Showing posts with label christianity. Show all posts
Showing posts with label christianity. Show all posts

Sunday, August 3, 2008

'stache #56 - the beef tendon moustache



While American adolescents of the early 20th century restricted themselves to simple ‘staches like green pepper moustaches, musselmoustaches, lime moustaches, and only dreamt of one day resting an entire roast chicken under their sensory-deprived snouts, around the globe Samoan teens wildly threw marinated and sautéed beef tendon atop their mouths, or so reported the young anthropologist Margaret Mead in her 1928 Coming of Age in Samoa. Typical of most Americans, Mead left home for college in the big city and the world’s truths announced themselves to her so that she, like all other bright 18-years-olds, found herself the sudden owner of all life’s answers. In Samoa, she found the youth’s sexual development uninhibited by the shackles of Christianity and monogamy and manifest in this cartilage lip ornament. Franz Boas, a deeply sentimental wearer of a great many moustaches himself, found no reason to correct his ambitious and newly liberated student. Of course, this was long before 'problematizing' texts was popular in the classroom.
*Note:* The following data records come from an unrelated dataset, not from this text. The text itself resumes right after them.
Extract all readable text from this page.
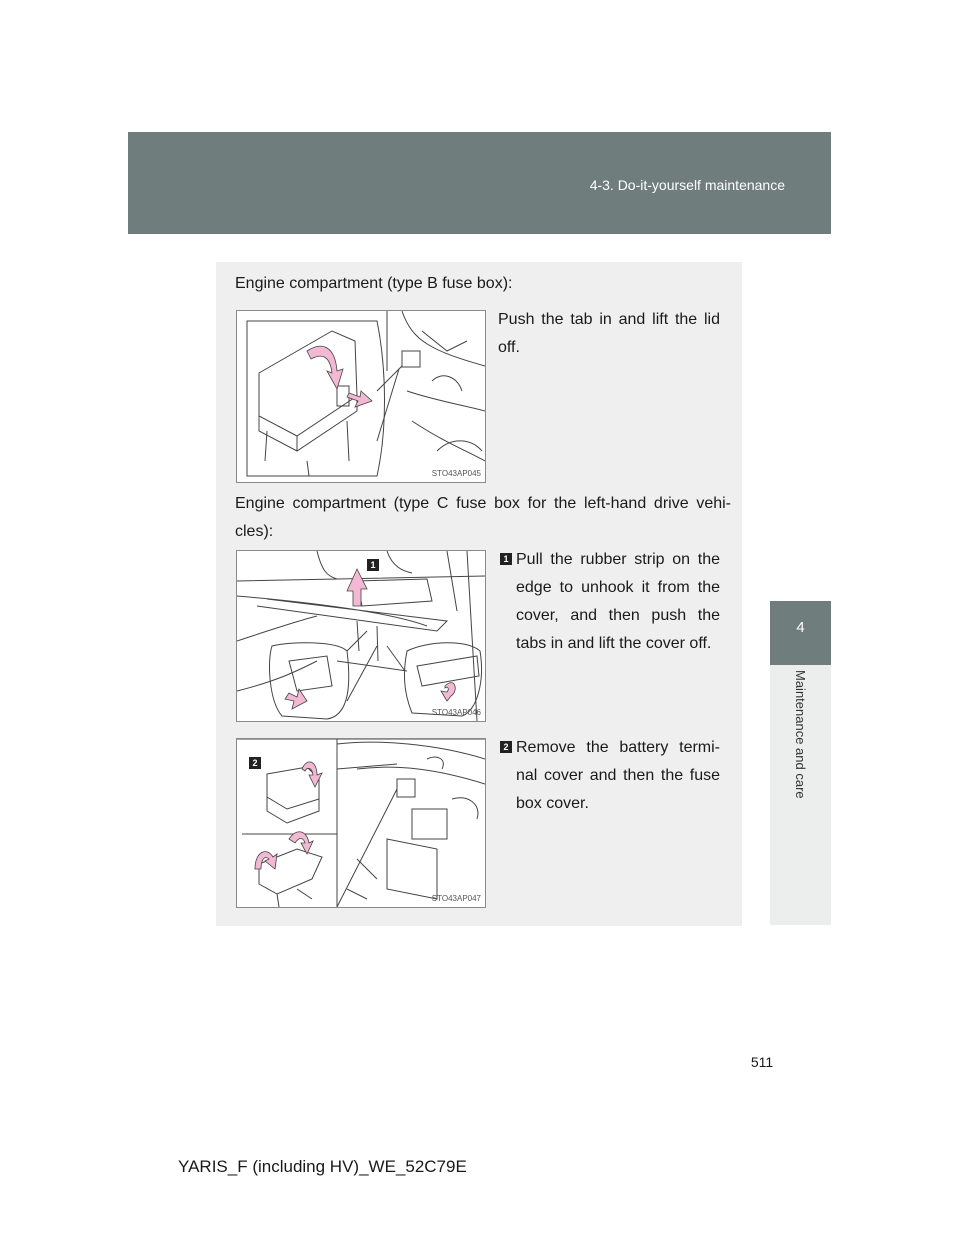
4-3. Do-it-yourself maintenance
4
Maintenance and care
Engine compartment (type B fuse box):
Push the tab in and lift the lid off.
STO43AP045
Engine compartment (type C fuse box for the left-hand drive vehi-cles):
1
STO43AP046
1 Pull the rubber strip on the edge to unhook it from the cover, and then push the tabs in and lift the cover off.
2
STO43AP047
2 Remove the battery termi-nal cover and then the fuse box cover.
511
YARIS_F (including HV)_WE_52C79E
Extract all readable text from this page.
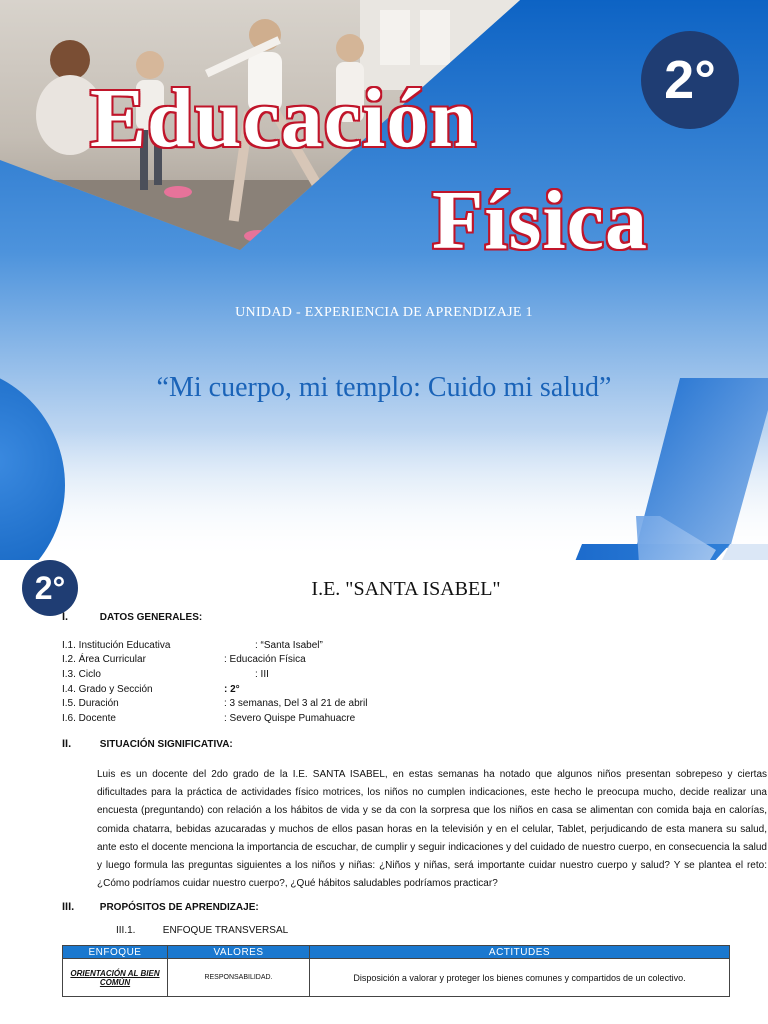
Educación
Física
2°
UNIDAD - EXPERIENCIA DE APRENDIZAJE 1
“Mi cuerpo, mi templo: Cuido mi salud”
2°	I.E. "SANTA ISABEL"
I.	DATOS GENERALES:
I.1. Institución Educativa	: “Santa Isabel”
I.2. Área Curricular	: Educación Física
I.3. Ciclo	: III
I.4. Grado y Sección	: 2°
I.5. Duración	: 3 semanas, Del 3 al 21 de abril
I.6. Docente	: Severo Quispe Pumahuacre
II.	SITUACIÓN SIGNIFICATIVA:

Luis es un docente del 2do grado de la I.E. SANTA ISABEL, en estas semanas ha notado que algunos niños presentan sobrepeso y ciertas dificultades para la práctica de actividades físico motrices, los niños no cumplen indicaciones, este hecho le preocupa mucho, decide realizar una encuesta (preguntando) con relación a los hábitos de vida y se da con la sorpresa que los niños en casa se alimentan con comida baja en calorías, comida chatarra, bebidas azucaradas y muchos de ellos pasan horas en la televisión y en el celular, Tablet, perjudicando de esta manera su salud, ante esto el docente menciona la importancia de escuchar, de cumplir y seguir indicaciones y del cuidado de nuestro cuerpo, en consecuencia la salud y luego formula las preguntas siguientes a los niños y niñas: ¿Niños y niñas, será importante cuidar nuestro cuerpo y salud? Y se plantea el reto: ¿Cómo podríamos cuidar nuestro cuerpo?, ¿Qué hábitos saludables podríamos practicar?

III.	PROPÓSITOS DE APRENDIZAJE:
III.1.	ENFOQUE TRANSVERSAL
ENFOQUE	VALORES	ACTITUDES
ORIENTACIÓN AL BIEN COMÚN	RESPONSABILIDAD.	Disposición a valorar y proteger los bienes comunes y compartidos de un colectivo.
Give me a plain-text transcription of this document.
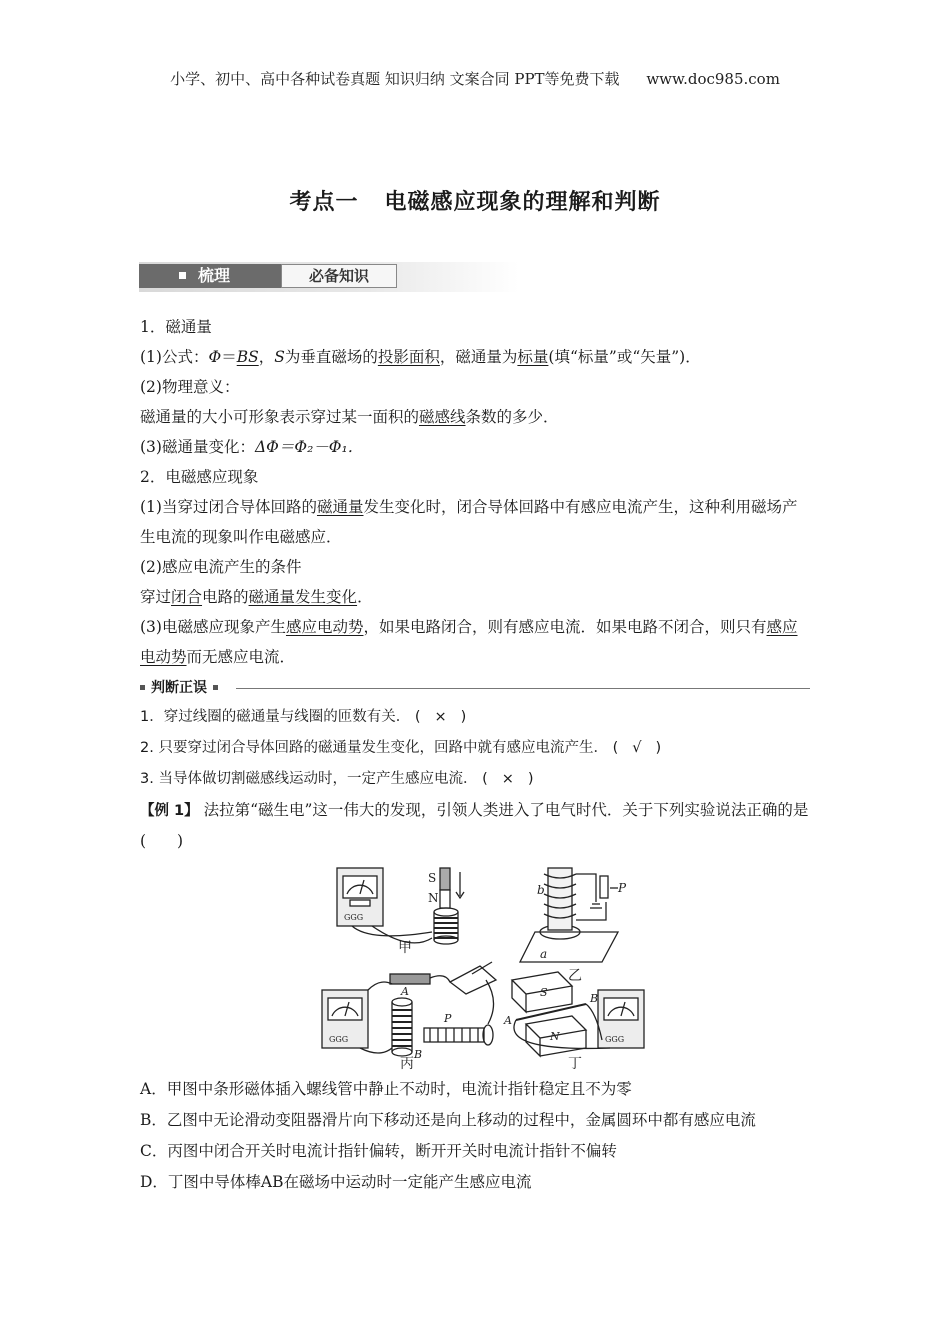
小学、初中、高中各种试卷真题 知识归纳 文案合同 PPT等免费下载 www.doc985.com
考点一 电磁感应现象的理解和判断
梳理	必备知识

1．磁通量

(1)公式：Φ＝BS，S为垂直磁场的投影面积，磁通量为标量(填“标量”或“矢量”)．

(2)物理意义：

磁通量的大小可形象表示穿过某一面积的磁感线条数的多少．

(3)磁通量变化：ΔΦ＝Φ₂－Φ₁．

2．电磁感应现象

(1)当穿过闭合导体回路的磁通量发生变化时，闭合导体回路中有感应电流产生，这种利用磁场产生电流的现象叫作电磁感应．

(2)感应电流产生的条件

穿过闭合电路的磁通量发生变化．

(3)电磁感应现象产生感应电动势，如果电路闭合，则有感应电流．如果电路不闭合，则只有感应电动势而无感应电流．

判断正误

1．穿过线圈的磁通量与线圈的匝数有关． ( × )

2. 只要穿过闭合导体回路的磁通量发生变化，回路中就有感应电流产生． ( √ )

3. 当导体做切割磁感线运动时，一定产生感应电流． ( × )

【例 1】 法拉第“磁生电”这一伟大的发现，引领人类进入了电气时代．关于下列实验说法正确的是(　　)

GGG
S
N
甲
b
a
P
乙
GGG
A
B
P
丙
S
N
A
B
GGG
丁

A．甲图中条形磁体插入螺线管中静止不动时，电流计指针稳定且不为零

B．乙图中无论滑动变阻器滑片向下移动还是向上移动的过程中，金属圆环中都有感应电流

C．丙图中闭合开关时电流计指针偏转，断开开关时电流计指针不偏转

D．丁图中导体棒AB在磁场中运动时一定能产生感应电流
The Beef Tendon Moustache, not unlike Margaret Mead’s dubious contribution to anthropology, is controversial, unstructured, and messy. This beef tendon for ‘staching came from a dingy midtown Szechuan restaurant known for its (nonsexual) spice.

Wednesday, July 2, 2008

'stache #38 - gummy worm moustache



Like all religious revolutionary 'staches, the gummy worm 'stache had sticky origins. In the middle of the night, November 1517, Martin Luther, cleverly 'stached a traditional German gummy worm, to sneak past the guards and nail his 95 theses to the door of the Wittenburg castle, thus kicking off the Protestant Reformation. In these brazen beginnings, no one knew about this clandestine 'stache naturally. But the religious fervor wore on Luther's nerves and he became, well, less than lucid at times and started frivolously wearing all types of candy moustaches. Things finally came to a head in 1521 when Luther was excommunicated from the Church -- as if he cared -- and was engaged in a screaming match with the Holy Roman Emperor, whereupon he ripped off his gummy lip scarf and slapped Charles V in the face with it. He was then declared an outlaw. That moment is now remembered as the Diet of Worms, and the moustache is, thoughtfully, remembered in the zen koan, not where he eats, but wear he and he is eaten.

The gummy worm moustache can be worn all year.

Tuesday, June 24, 2008

'stache #29 - takoyaki moustache



Under Emperor Hideyoshi, 16th century Japan had become a pale, colorless land. But in 1598, Tokugawa Ieyasu, who despised Jesus and blandness, took power and ushered in the country's first Cherry Blossom festival in Kyoto and relegated the small Christian population to the dingier, less colorful city of Osaka. The next spring, Jesus lovers began shrinking the Pentateuch into tiny octopus capsules, or takoyaki, that would be worn as moustaches and later unraveled to reveal His Word. Tokugawa bedded down the lippy clandestine revolution in 1616 by outlawing all fish-based moustaches, and the style was thought to be lost forever. Until General Douglas MacArthur, of Little Rock, Arkansas, attempted to revive the octopus-ball style, and Christianity, in 1947, but quickly abandoned the look, having grossly miscalculated the smell of day-old octopus.

Christianity, one should note, also failed to take root, do in large part to Japan's love of Kawaii, or cuteness. The takoyaki 'stache may be worn only on grey or rainy days. This Arkansas native stached this octopus ball at Otafuku on East 9th Street in Manhattan.